Taylor’s depth of research and thoughtful analysis establishes the importance of Collins as a writer whose fiction challenges the cultural constructions of the nineteenth century, and proves “the impossibility of drawing a precise boundary between fictional and psychological codes”. Going beyond conventional discussion of the sensation genre, here we see the depth and range of Collins’ writing and gain an understanding of its relation to Victorian medical thought.
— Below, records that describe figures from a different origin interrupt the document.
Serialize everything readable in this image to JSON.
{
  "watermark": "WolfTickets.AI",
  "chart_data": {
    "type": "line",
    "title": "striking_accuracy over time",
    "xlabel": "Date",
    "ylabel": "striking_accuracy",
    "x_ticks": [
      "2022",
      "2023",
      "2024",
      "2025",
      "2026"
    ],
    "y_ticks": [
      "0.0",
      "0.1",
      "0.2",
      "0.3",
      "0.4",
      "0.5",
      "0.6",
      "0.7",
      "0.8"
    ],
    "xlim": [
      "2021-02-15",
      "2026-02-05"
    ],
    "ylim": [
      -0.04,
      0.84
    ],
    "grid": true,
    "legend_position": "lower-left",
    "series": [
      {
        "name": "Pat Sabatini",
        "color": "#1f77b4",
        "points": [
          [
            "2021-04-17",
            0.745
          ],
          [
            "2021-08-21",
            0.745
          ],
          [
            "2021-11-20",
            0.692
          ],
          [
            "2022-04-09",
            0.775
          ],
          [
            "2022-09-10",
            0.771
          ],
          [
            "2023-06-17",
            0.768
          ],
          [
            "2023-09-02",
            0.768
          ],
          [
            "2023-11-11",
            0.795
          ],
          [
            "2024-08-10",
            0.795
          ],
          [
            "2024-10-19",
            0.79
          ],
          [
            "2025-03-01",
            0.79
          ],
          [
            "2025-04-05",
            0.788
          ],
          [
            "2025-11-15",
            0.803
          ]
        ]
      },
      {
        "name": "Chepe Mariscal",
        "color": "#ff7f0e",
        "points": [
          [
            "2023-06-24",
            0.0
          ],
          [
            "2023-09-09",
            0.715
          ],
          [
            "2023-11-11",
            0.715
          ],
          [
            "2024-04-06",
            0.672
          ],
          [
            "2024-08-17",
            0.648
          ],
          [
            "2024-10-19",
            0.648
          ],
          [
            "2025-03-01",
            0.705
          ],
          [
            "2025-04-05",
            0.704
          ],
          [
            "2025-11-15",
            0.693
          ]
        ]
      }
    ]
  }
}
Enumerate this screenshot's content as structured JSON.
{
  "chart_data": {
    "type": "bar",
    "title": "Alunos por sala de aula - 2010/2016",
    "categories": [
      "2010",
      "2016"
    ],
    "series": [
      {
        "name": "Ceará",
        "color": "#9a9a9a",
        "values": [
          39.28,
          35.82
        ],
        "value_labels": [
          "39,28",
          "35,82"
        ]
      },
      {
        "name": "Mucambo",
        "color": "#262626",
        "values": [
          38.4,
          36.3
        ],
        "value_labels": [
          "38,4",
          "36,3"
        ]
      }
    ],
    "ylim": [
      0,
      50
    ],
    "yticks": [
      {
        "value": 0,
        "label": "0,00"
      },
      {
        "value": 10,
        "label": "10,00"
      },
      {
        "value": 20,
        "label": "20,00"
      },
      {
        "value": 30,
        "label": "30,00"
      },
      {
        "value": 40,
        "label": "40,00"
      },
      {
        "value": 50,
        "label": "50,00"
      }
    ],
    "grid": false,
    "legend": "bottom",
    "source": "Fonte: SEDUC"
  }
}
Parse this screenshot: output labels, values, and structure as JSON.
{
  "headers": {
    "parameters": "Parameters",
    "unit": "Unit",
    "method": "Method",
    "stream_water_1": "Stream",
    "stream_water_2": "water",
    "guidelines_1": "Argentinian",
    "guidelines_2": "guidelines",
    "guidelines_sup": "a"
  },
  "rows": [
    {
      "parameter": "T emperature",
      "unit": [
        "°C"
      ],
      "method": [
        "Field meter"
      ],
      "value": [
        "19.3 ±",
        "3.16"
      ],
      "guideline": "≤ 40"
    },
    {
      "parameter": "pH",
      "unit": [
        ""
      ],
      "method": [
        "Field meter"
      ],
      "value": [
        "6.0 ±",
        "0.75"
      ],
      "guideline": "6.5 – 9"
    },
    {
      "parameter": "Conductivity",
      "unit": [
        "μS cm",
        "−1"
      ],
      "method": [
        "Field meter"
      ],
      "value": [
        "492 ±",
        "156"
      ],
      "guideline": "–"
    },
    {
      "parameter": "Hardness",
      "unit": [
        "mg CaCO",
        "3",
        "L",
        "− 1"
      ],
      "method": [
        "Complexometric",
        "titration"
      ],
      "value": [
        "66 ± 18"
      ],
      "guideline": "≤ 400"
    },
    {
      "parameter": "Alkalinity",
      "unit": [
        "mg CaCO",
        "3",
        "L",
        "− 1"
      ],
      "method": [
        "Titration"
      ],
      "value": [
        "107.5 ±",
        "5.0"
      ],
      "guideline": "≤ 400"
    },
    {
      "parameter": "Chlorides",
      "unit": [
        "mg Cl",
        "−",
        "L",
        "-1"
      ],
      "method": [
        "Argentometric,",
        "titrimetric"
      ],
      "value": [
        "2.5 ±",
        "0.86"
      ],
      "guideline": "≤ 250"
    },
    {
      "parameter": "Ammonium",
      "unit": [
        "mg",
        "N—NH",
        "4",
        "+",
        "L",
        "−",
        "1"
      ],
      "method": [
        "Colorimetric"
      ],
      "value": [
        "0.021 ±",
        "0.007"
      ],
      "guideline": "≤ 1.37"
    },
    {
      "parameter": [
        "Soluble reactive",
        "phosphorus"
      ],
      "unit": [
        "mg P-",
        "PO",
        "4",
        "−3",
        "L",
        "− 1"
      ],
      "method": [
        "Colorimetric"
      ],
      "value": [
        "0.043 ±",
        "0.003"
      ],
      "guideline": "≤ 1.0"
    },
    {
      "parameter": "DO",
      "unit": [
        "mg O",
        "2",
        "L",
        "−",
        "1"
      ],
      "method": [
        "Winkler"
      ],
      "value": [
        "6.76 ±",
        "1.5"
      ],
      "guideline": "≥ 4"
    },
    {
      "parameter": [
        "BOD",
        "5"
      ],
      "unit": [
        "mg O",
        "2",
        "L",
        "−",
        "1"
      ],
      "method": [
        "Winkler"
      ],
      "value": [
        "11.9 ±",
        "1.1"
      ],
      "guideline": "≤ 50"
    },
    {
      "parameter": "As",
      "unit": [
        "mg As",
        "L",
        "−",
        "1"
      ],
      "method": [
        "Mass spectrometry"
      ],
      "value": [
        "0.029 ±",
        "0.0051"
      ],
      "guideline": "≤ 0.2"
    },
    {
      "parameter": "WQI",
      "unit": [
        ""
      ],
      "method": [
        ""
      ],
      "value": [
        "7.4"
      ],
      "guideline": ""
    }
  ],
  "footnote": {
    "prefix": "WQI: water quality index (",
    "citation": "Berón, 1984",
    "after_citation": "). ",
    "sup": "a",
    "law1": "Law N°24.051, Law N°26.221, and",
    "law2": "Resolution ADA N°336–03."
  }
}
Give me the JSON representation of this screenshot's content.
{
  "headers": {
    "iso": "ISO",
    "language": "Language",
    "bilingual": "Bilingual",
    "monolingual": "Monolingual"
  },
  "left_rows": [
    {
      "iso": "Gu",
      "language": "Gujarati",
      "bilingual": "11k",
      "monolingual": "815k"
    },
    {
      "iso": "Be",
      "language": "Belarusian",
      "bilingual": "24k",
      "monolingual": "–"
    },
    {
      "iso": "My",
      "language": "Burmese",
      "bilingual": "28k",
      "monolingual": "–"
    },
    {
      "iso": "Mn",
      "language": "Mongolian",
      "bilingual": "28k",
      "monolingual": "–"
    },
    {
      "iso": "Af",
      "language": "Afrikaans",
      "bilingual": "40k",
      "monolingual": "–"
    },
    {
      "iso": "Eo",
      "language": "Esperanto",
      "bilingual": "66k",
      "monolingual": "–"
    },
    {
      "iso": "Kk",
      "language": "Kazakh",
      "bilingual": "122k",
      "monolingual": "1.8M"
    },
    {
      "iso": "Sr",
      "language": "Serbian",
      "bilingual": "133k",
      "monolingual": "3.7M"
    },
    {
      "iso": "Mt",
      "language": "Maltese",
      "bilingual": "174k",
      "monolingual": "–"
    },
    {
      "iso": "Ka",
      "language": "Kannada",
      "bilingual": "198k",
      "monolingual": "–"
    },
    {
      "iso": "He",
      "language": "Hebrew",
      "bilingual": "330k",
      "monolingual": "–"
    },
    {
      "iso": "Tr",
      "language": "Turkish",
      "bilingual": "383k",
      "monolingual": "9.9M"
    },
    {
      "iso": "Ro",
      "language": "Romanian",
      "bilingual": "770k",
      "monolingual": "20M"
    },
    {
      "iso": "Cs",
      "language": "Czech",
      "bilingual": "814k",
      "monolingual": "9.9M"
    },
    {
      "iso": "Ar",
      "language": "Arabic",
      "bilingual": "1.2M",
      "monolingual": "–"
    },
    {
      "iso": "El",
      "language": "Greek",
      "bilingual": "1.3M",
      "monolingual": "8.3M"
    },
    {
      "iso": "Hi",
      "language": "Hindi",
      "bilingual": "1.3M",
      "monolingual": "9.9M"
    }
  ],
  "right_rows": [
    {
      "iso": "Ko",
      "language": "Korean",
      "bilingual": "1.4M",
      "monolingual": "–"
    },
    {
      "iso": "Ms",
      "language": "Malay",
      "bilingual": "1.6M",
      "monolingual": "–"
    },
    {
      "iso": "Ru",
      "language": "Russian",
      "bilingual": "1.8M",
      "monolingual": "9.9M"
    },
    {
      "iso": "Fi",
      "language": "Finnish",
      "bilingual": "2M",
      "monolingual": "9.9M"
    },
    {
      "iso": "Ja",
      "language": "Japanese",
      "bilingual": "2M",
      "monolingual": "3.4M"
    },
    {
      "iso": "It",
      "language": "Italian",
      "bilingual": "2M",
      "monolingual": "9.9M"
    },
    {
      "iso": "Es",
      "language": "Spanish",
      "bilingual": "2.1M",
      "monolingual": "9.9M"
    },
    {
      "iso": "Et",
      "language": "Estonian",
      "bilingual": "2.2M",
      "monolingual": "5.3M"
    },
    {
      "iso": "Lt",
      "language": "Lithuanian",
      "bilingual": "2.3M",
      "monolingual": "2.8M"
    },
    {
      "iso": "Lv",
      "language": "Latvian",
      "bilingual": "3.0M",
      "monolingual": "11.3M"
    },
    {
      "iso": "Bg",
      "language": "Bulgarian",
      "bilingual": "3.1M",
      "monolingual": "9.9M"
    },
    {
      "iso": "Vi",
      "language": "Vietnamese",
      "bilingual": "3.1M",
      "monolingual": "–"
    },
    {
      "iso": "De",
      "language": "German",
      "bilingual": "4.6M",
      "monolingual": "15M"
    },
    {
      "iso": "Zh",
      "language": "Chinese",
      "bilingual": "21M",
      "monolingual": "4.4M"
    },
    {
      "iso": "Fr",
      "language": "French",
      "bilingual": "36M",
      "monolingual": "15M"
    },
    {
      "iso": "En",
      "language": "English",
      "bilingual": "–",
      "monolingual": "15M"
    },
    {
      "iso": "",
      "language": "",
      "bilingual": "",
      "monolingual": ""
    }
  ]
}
The study includes close readings of five novels: Basil (1852), The Woman in White (1859-60), No Name (1862-3), Armadale (1864-66), and The Moonstone (1868). Consideration is also given to Man and Wife (1870), The New Magdalen (1872), The Law and the Lady (1875), Jezebel’s Daughter (1879), Heart and Science (1882-3), The Fallen Leaves (1879), and The Legacy of Cain (1889).

CONTENTS

Foreword by Andrew Mangham

Introduction – Collins as a sensation novelist

Chapter 1 – The psychic and the social: Boundaries of identity in nineteenth-century psychology

Chapter 2 – Nervous fancies of hypochondriacal bachelors – Basil, and the problems of modern life

Chapter 3 – The Woman in White – Resemblance and difference – patience and resolution

Chapter 4 – Skins to jump into – Femininity as masquerade in No Name

Chapter 5 – Armadale – The sensitive subject as palimpsest

Chapter 6 – Lost parcel or hidden soul? Detecting the unconscious in The Moonstone

Chapter 7 – Resistless influences – Degeneration and its negation in the later fiction

ABOUT JENNY BOURNE TAYLOR

Jenny Bourne Taylor is a Professor Emerita at the University of Sussex. She has written widely on nineteenth-century literature and culture, and her publications include, ed, with Sally Shuttleworth, Embodied Selves: An Anthology of Psychological Texts 1830-1890; ed. The Cambridge Companion to Wilkie Collins (Cambridge University Press, 2006); ed. with Martin Ryle, George Gissing, Voices of the Unclassed (Ashgate, 2005); ed.,with Margot Finn and Michael Lobban, Legitimacy and Illegitimacy in Nineteenth-Century Law, Literature and History (Palgrave Macmillan, 2010) and ed., with John Kucich, The Oxford History of the Novel in English volume 3, The Nineteenth-Century Novel 1830-1880 (Oxford University Press, 2012). Now retired, she lives in London and is active in environmental and refugee support campaigns.